Reis, Osman Kavala'ya ve Selahattin'e kesin tavrı koyduğuna göre "hukuk" derken sadece "para" bağlantılı "adalet" mi kastediyor?

CHP Genel Başkanı Kemal Kılıçdaroğlu'nun aşağıdaki sözlerine cevap verebilirlerse, "hukuk reformu"na herkesi inandırabilirler.
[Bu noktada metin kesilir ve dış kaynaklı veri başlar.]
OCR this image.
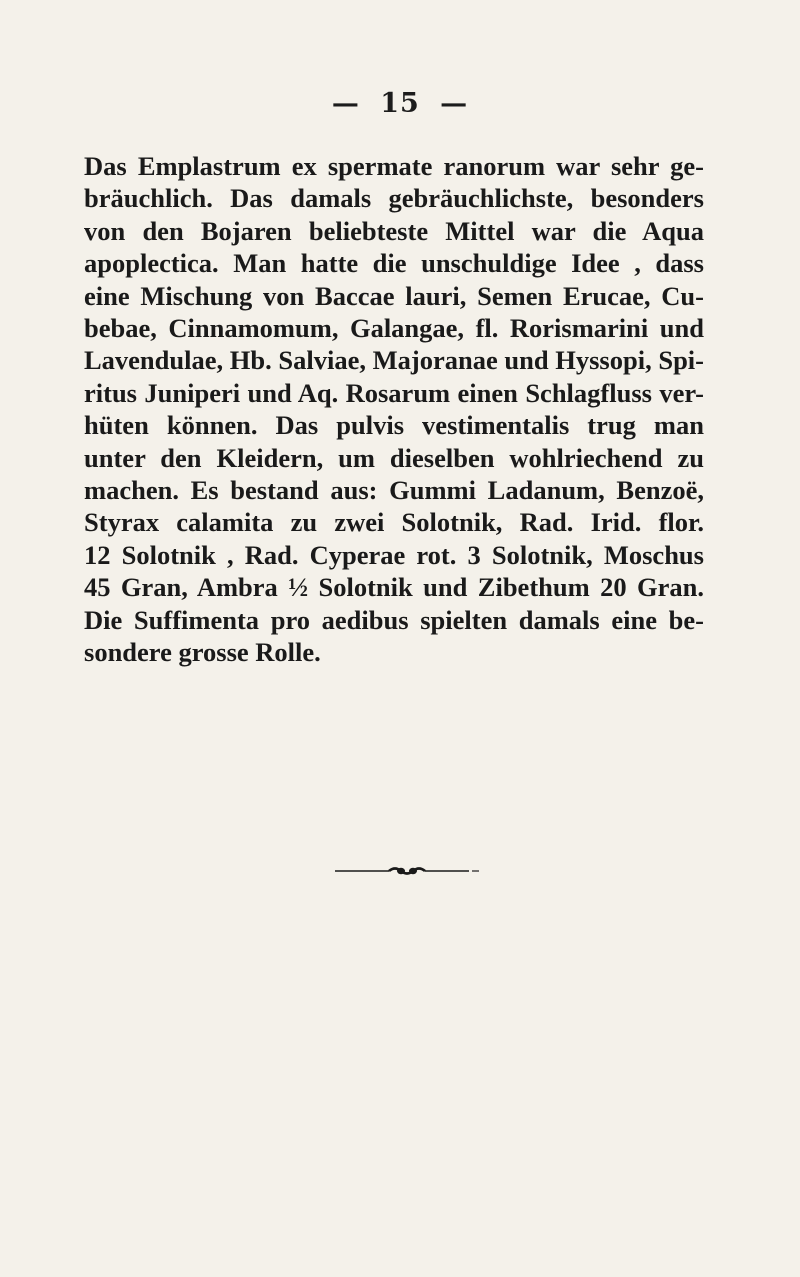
— 15 —
Das Emplastrum ex spermate ranorum war sehr ge-
bräuchlich. Das damals gebräuchlichste, besonders
von den Bojaren beliebteste Mittel war die Aqua
apoplectica. Man hatte die unschuldige Idee , dass
eine Mischung von Baccae lauri, Semen Erucae, Cu-
bebae, Cinnamomum, Galangae, fl. Rorismarini und
Lavendulae, Hb. Salviae, Majoranae und Hyssopi, Spi-
ritus Juniperi und Aq. Rosarum einen Schlagfluss ver-
hüten können. Das pulvis vestimentalis trug man
unter den Kleidern, um dieselben wohlriechend zu
machen. Es bestand aus: Gummi Ladanum, Benzoë,
Styrax calamita zu zwei Solotnik, Rad. Irid. flor.
12 Solotnik , Rad. Cyperae rot. 3 Solotnik, Moschus
45 Gran, Ambra ½ Solotnik und Zibethum 20 Gran.
Die Suffimenta pro aedibus spielten damals eine be-
sondere grosse Rolle.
K. Kılıçdaroğlu, geçen hafta partisinin grup toplantısında bu reforma dair öyle sözler etti ki, yer yerinden oynaması lâzım. Daha sonra Ak Parti kanadından verilen cevaplara baktım, hiçbiri K. Kılıçdaroğlu'nun iddialarını boşluğa düşürmüyor. Ne demişti K. Kılıçdaroğlu:

"Hukuk reformu; hep dedik devletin temeli adalettir diye. Dünyanın bütün nehirleri adalete susamış bir insanın susuzluğunu gidermeye yetmez. KHK'larla binlerce kişi bir gecede işinden oldu. Sivil ölüme mahkûm edildiler. Pazarcılık yapmak istediler, ona bile müsaade etmediler. Ve çıktılar ağaç kökü yesinler dediler. Burada adalet var mı! Paşalar topluca yargılandılar. O zaman idam yoktu yoksa tamamı idam edilirdi. Sonra hepsi bir yanlışlık yapıldı denerek çıkarıldı. Şu devlet anlayışına bakar mısınız. Rüşvet alandan büyükelçi yaptılar. Yetmedi, bütün bunlara rağmen Erdoğan çıktı 'ekonomi ve hukukta yeni reform dönemi başlatıyoruz. (...)' Hukukta reform yapma konusunda Erdoğan ne kadar samimi? Adaletin dibe vurduğunu, adalet kurumuna güven kalmadığını o da görüyor. Hâkimlerin, savcıların belli odaklardan talimat almadan karar vermediklerini o da, biz de biliyoruz. (...) İşin ilginci şu; 18 yıldır bu ülkeyi yönetenler adaletsizlik var ve biz çözeceğiz diyor."

İfadeler çok ağır.

İktidar kanadı neden lafı oraya buraya çeviriyor, K. Kılıçdarıoğlu'na cevap veremiyor?

"Hukuk reformu" derken hakikatte neyi kastettiklerini çok merak ediyorum.